Barton & Guestier is the oldest and one of the most prestigious wine houses in Bordeaux. With nearly 300 years of history, Barton & Guestier was established in 1725 by Thomas Barton, a renowned negociant coming from Ireland. In the early 19th century, his grandson joined forces with Frenchman Daniel Guestier, a reputed importer of Bordeaux wines into Baltimore, in the British colonies in America, and the one who delivered the wines that President Thomas Jefferson had ordered from the Barton family. It remains the most iconic French wine brand bringing authentic French terroir and emotions to wine lovers all over the world.
The Barton & Guestier range represents a wonderful diversity of the best French wine appellations with about 200 passionate winegrowers over the main winegrowing regions: Bordeaux, Loire Valley, Burgundy, Beaujolais, Rhône Valley, Languedoc, Gascony and Corsica. With its wide variety of wines, Barton & Guestier enables wine lovers - from the occasional wine drinker to the connoisseur - to make a journey through France. The B&G winemaking team guarantees consistent quality and style, vintage after vintage. The company headquarters is based at Château Magnol, Haut-Médoc, a great Cru Bourgeois wine estate certified “High Environmental Value” and ISO 14001. Chateau Magnol also serves as a guesthouse and wine academy open to wine professionals from all over the world.
Marked by its historic fortified village—perhaps the prettiest in all of Bordeaux, the St-Émilion appellation, along with its neighboring village of Pomerol, are leaders in quality on the Right Bank of Bordeaux. These Merlot-dominant red wines (complemented by various amounts of Cabernet Franc and/or Cabernet Sauvignon) remain some of the most admired and collected wines of the world.
St-Émilion has the longest history in wine production in Bordeaux—longer than the Left Bank—dating back to an 8th century monk named Saint Émilion who became a hermit in one of the many limestone caves scattered throughout the area.
Today St-Émilion is made up of hundreds of independent farmers dedicated to the same thing: growing Merlot and Cabernet Franc (and tiny amounts of Cabernet Sauvignon). While always roughly the same blend, the wines of St-Émilion vary considerably depending on the soil upon which they are grown—and the soils do vary considerably throughout the region.
The chateaux with the highest classification (Premier Grand Cru Classés) are on gravel-rich soils or steep, clay-limestone hillsides. There are only four given the highest rank, called Premier Grand Cru Classés A (Chateau Cheval Blanc, Ausone, Angélus, Pavie) and 14 are Premier Grand Cru Classés B. Much of the rest of the vineyards in the appellation are on flatter land where the soils are a mix of gravel, sand and alluvial matter.

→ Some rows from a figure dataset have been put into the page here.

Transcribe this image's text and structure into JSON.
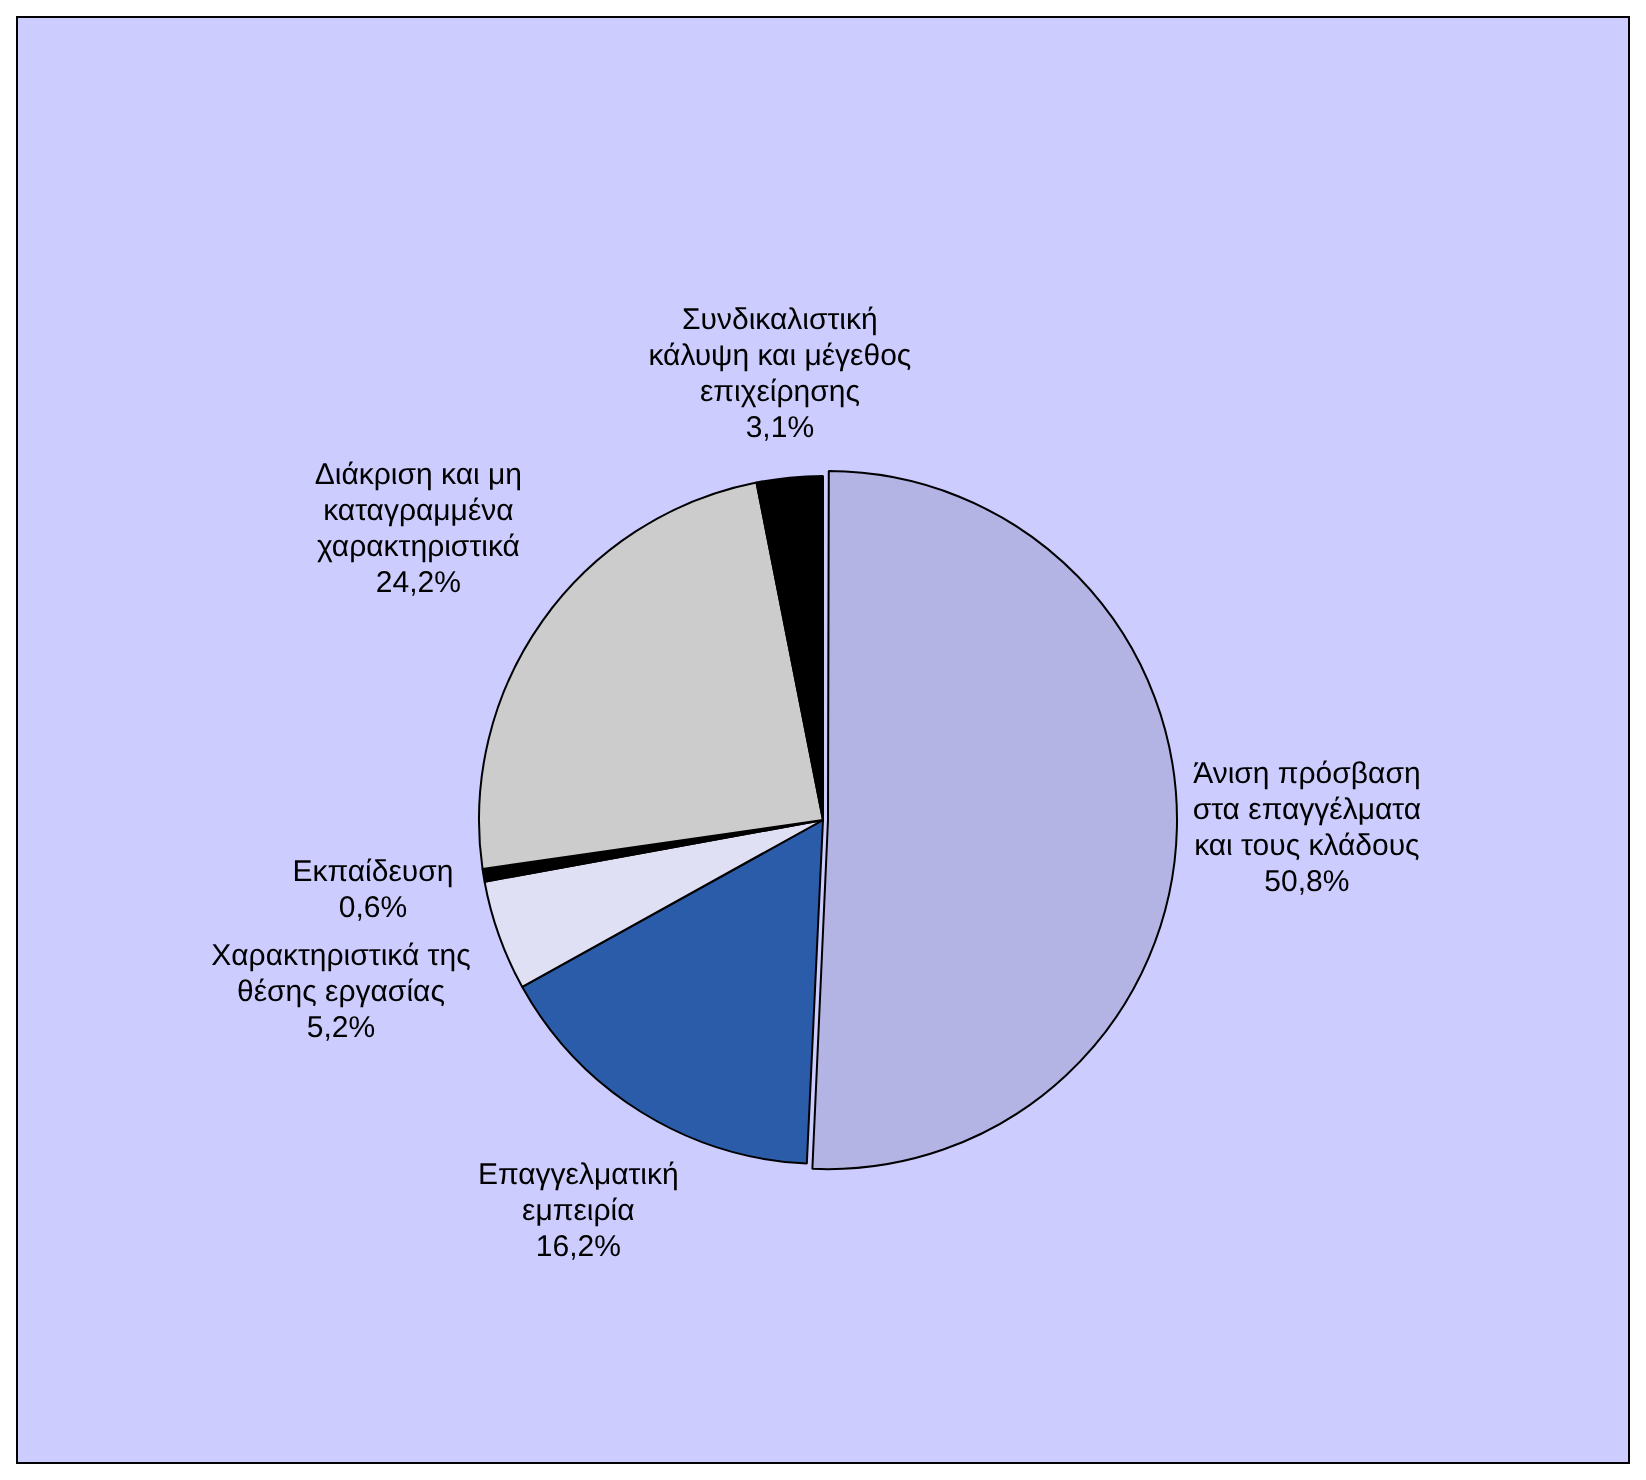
{
  "chart_data": {
    "type": "pie",
    "categories": [
      "Άνιση πρόσβαση στα επαγγέλματα και τους κλάδους",
      "Επαγγελματική εμπειρία",
      "Χαρακτηριστικά της θέσης εργασίας",
      "Εκπαίδευση",
      "Διάκριση και μη καταγραμμένα χαρακτηριστικά",
      "Συνδικαλιστική κάλυψη και μέγεθος επιχείρησης"
    ],
    "values": [
      50.8,
      16.2,
      5.2,
      0.6,
      24.2,
      3.1
    ],
    "value_labels": [
      "50,8%",
      "16,2%",
      "5,2%",
      "0,6%",
      "24,2%",
      "3,1%"
    ],
    "colors": [
      "#b4b4e4",
      "#2a5caa",
      "#e0e0f4",
      "#000000",
      "#cccccc",
      "#000000"
    ]
  }
}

Great wines from St-Émilion will be deep in color, and might have characteristics of blackberry liqueur, black raspberry, licorice, chocolate, grilled meat, earth or truffles. They will be bold, layered and lush.
One of the world’s most classic and popular styles of red wine, Bordeaux-inspired blends have spread from their homeland in France to nearly every corner of the New World. Typically based on either Cabernet Sauvignon or Merlot and supported by Cabernet Franc, Malbec and Petit Verdot, the best of these are densely hued, fragrant, full of fruit and boast a structure that begs for cellar time. Somm Secret—Blends from Bordeaux are generally earthier compared to those from the New World, which tend to be fruit-dominant.